We focus on a design of anode in which microparticles consisting of a silicon core surrounded by a shell material (for example graphite) are agglomerated to form the whole anode, as in the image. We consider a single spherical microparticle and model the stresses and displacements upon charging using a model analogous to a thermal stress model. We use a quasi-static model for the distribution of lithium in the anode (assuming that diffusion is instant through the anode) and calculate the concentrations in each material assuming an equal chemical potential between them. Given a total amount of lithium ions, we calculate the concentration in the silicon, the concentration in the shell material, the displacements from the fully discharged state and the stresses. We then aim to use these results to find an optimal design of a core-shell microparticle in order to maintain high capacity while having low expansion and stresses.

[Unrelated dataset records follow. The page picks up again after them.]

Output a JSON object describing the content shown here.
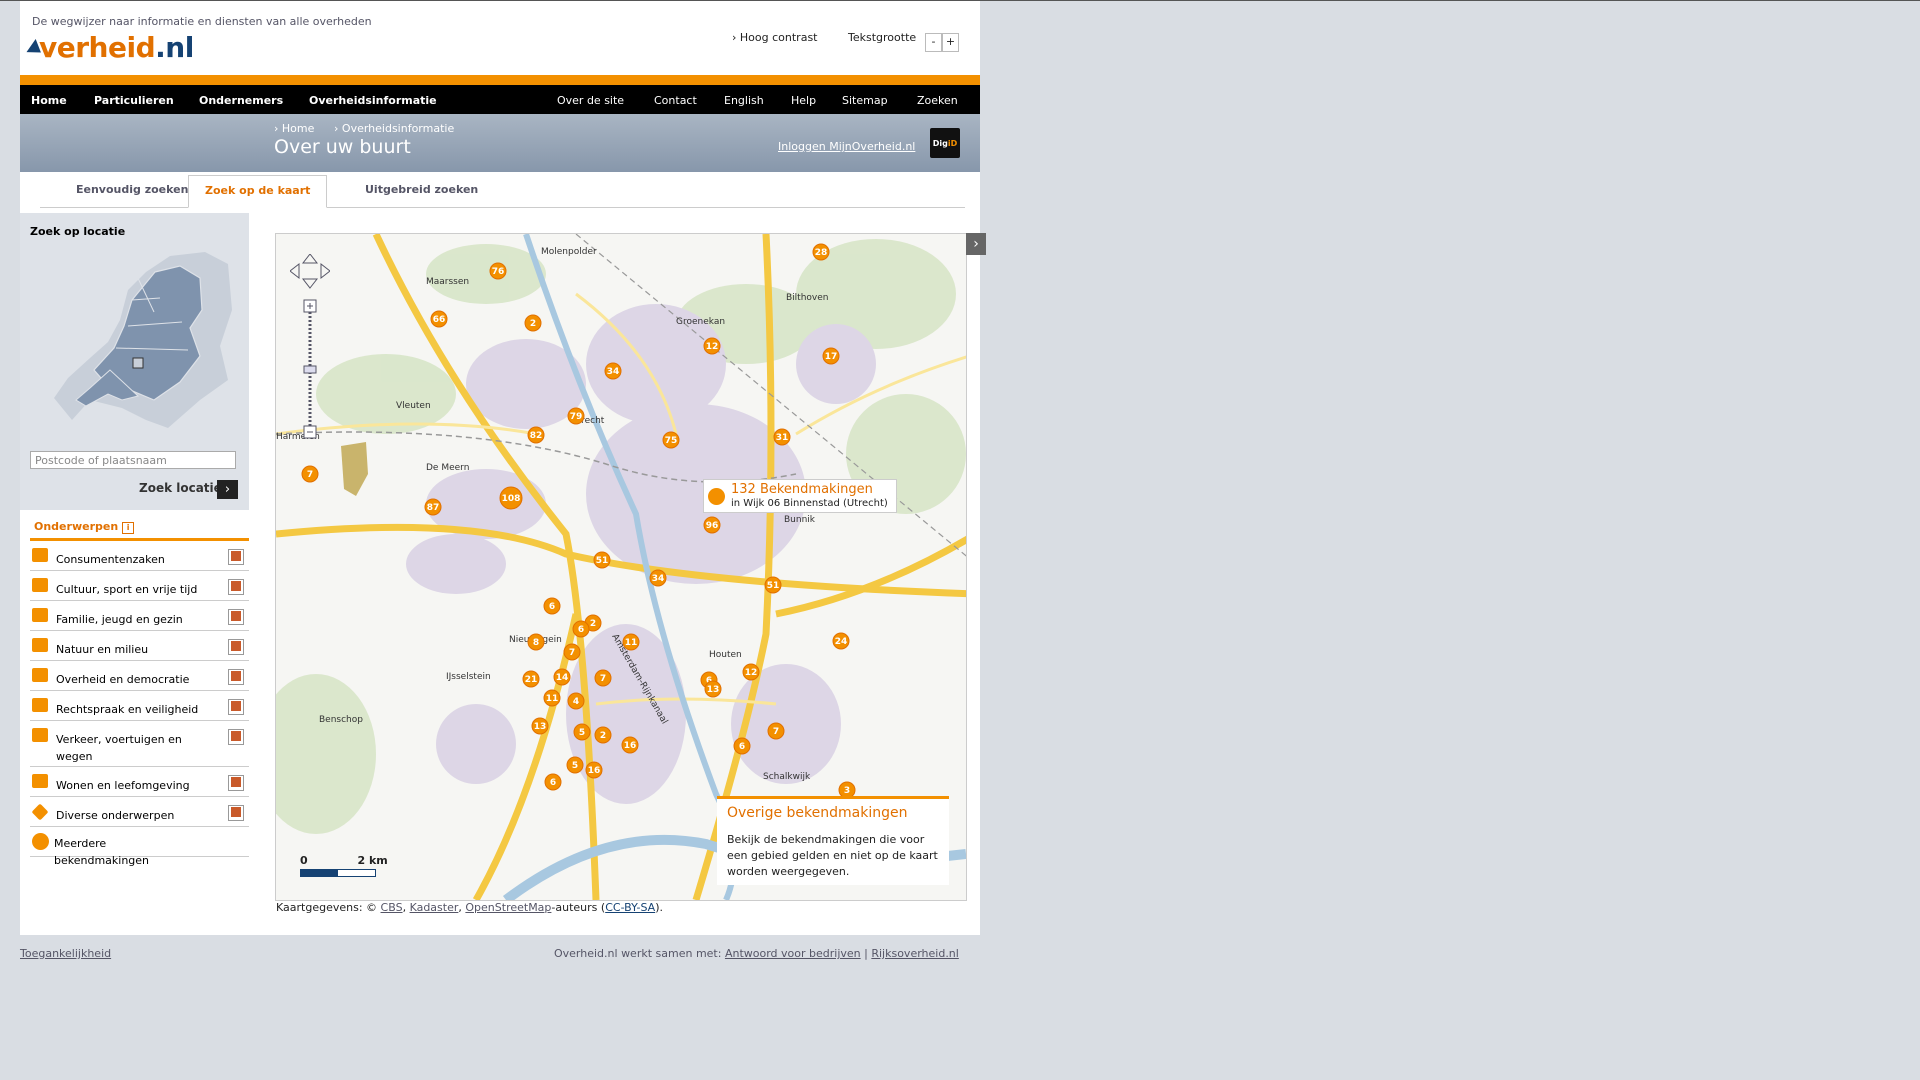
{
  "header": {
    "tagline": "De wegwijzer naar informatie en diensten van alle overheden",
    "logo_main": "verheid",
    "logo_tld": ".nl",
    "high_contrast": "Hoog contrast",
    "text_size": "Tekstgrootte",
    "minus": "-",
    "plus": "+"
  },
  "nav": {
    "left": [
      "Home",
      "Particulieren",
      "Ondernemers",
      "Overheidsinformatie"
    ],
    "right": [
      "Over de site",
      "Contact",
      "English",
      "Help",
      "Sitemap",
      "Zoeken"
    ]
  },
  "breadcrumb": [
    "Home",
    "Overheidsinformatie"
  ],
  "page_title": "Over uw buurt",
  "login": "Inloggen MijnOverheid.nl",
  "digid": {
    "a": "Dig",
    "b": "iD"
  },
  "tabs": [
    "Eenvoudig zoeken",
    "Zoek op de kaart",
    "Uitgebreid zoeken"
  ],
  "active_tab": 1,
  "sidebar": {
    "title": "Zoek op locatie",
    "placeholder": "Postcode of plaatsnaam",
    "search_button": "Zoek locatie",
    "subjects_title": "Onderwerpen",
    "subjects": [
      {
        "label": "Consumentenzaken",
        "checked": true
      },
      {
        "label": "Cultuur, sport en vrije tijd",
        "checked": true
      },
      {
        "label": "Familie, jeugd en gezin",
        "checked": true
      },
      {
        "label": "Natuur en milieu",
        "checked": true
      },
      {
        "label": "Overheid en democratie",
        "checked": true
      },
      {
        "label": "Rechtspraak en veiligheid",
        "checked": true
      },
      {
        "label": "Verkeer, voertuigen en wegen",
        "checked": true
      },
      {
        "label": "Wonen en leefomgeving",
        "checked": true
      },
      {
        "label": "Diverse onderwerpen",
        "checked": true
      }
    ],
    "more": "Meerdere bekendmakingen"
  },
  "map": {
    "places": [
      "Maarssen",
      "Molenpolder",
      "Groenekan",
      "Bilthoven",
      "Vleuten",
      "Utrecht",
      "De Meern",
      "Harmelen",
      "Bunnik",
      "Nieuwegein",
      "IJsselstein",
      "Houten",
      "Benschop",
      "Amsterdam-Rijnkanaal",
      "Schalkwijk"
    ],
    "markers": [
      "76",
      "66",
      "2",
      "12",
      "28",
      "17",
      "34",
      "79",
      "82",
      "75",
      "31",
      "108",
      "87",
      "7",
      "96",
      "51",
      "34",
      "51",
      "6",
      "2",
      "6",
      "11",
      "24",
      "8",
      "7",
      "21",
      "14",
      "7",
      "11",
      "4",
      "6",
      "12",
      "13",
      "13",
      "5",
      "2",
      "16",
      "7",
      "6",
      "5",
      "16",
      "3",
      "6"
    ],
    "popup_count": "132 Bekendmakingen",
    "popup_area": "in Wijk 06 Binnenstad (Utrecht)",
    "other_title": "Overige bekendmakingen",
    "other_text": "Bekijk de bekendmakingen die voor een gebied gelden en niet op de kaart worden weergegeven.",
    "scale_0": "0",
    "scale_km": "2 km"
  },
  "credits": {
    "prefix": "Kaartgegevens: © ",
    "cbs": "CBS",
    "kadaster": "Kadaster",
    "osm": "OpenStreetMap",
    "mid": "-auteurs (",
    "license": "CC-BY-SA",
    "end": ")."
  },
  "footer": {
    "left": "Toegankelijkheid",
    "right_prefix": "Overheid.nl werkt samen met: ",
    "link1": "Antwoord voor bedrijven",
    "sep": " | ",
    "link2": "Rijksoverheid.nl"
  },
  "colors": {
    "accent": "#f39000",
    "brand": "#e17000",
    "navy": "#154273"
  }
}
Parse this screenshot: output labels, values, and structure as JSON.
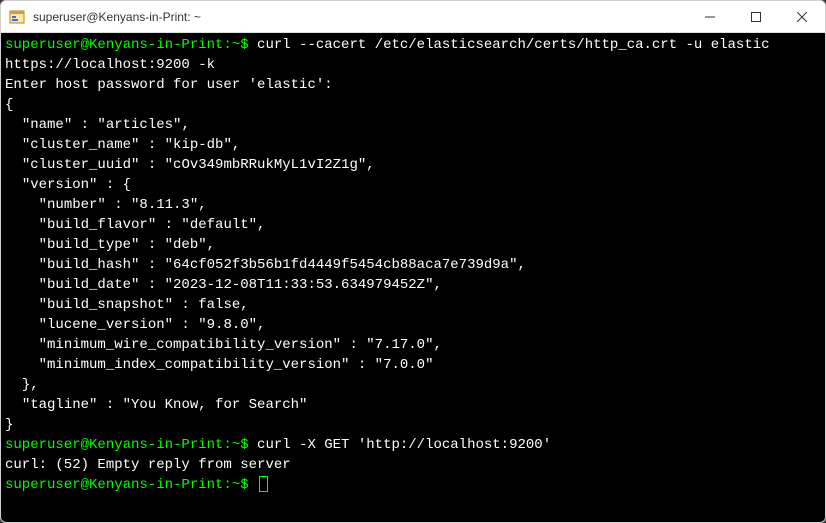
{
  "window": {
    "title": "superuser@Kenyans-in-Print: ~"
  },
  "terminal": {
    "prompt1": "superuser@Kenyans-in-Print:~$",
    "cmd1": " curl --cacert /etc/elasticsearch/certs/http_ca.crt -u elastic https://localhost:9200 -k",
    "line_passprompt": "Enter host password for user 'elastic':",
    "json_open": "{",
    "json_name": "  \"name\" : \"articles\",",
    "json_cluster_name": "  \"cluster_name\" : \"kip-db\",",
    "json_cluster_uuid": "  \"cluster_uuid\" : \"cOv349mbRRukMyL1vI2Z1g\",",
    "json_version_open": "  \"version\" : {",
    "json_number": "    \"number\" : \"8.11.3\",",
    "json_build_flavor": "    \"build_flavor\" : \"default\",",
    "json_build_type": "    \"build_type\" : \"deb\",",
    "json_build_hash": "    \"build_hash\" : \"64cf052f3b56b1fd4449f5454cb88aca7e739d9a\",",
    "json_build_date": "    \"build_date\" : \"2023-12-08T11:33:53.634979452Z\",",
    "json_build_snapshot": "    \"build_snapshot\" : false,",
    "json_lucene_version": "    \"lucene_version\" : \"9.8.0\",",
    "json_min_wire": "    \"minimum_wire_compatibility_version\" : \"7.17.0\",",
    "json_min_index": "    \"minimum_index_compatibility_version\" : \"7.0.0\"",
    "json_version_close": "  },",
    "json_tagline": "  \"tagline\" : \"You Know, for Search\"",
    "json_close": "}",
    "prompt2": "superuser@Kenyans-in-Print:~$",
    "cmd2": " curl -X GET 'http://localhost:9200'",
    "line_error": "curl: (52) Empty reply from server",
    "prompt3": "superuser@Kenyans-in-Print:~$"
  }
}
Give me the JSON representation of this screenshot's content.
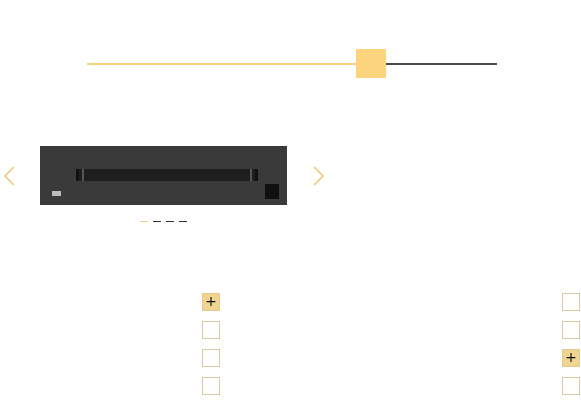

One key feature of this model is stress-assisted diffusion. Compressive stresses on the materials increase the total potential of the silicon, allowing fewer lithium ions to be absorbed. Likewise, tensile stresses have the opposite effect. This causes a two-way coupling between the electrochemical model and the mechanical model, on which the results are highly sensitive.
So what are the findings? Unfortunately, when using graphite as the shell material, we find that the design that maximises the capacity per expanded volume is a solely silicon microparticle with no shell. This is likely due to the shell material being too weak to constrain the silicon expansion. The next steps are to expand the scope of the designs, using void spaces and different materials in the anode design. Eventually, we wish to utilise homogenisation techniques to calculate macroscale changes of the anode caused by changes to the microparticle.
Ian Roper is a DPhil student in Cohort two of the EPSRC InFoMM CDT at the Mathematical Institute, Oxford.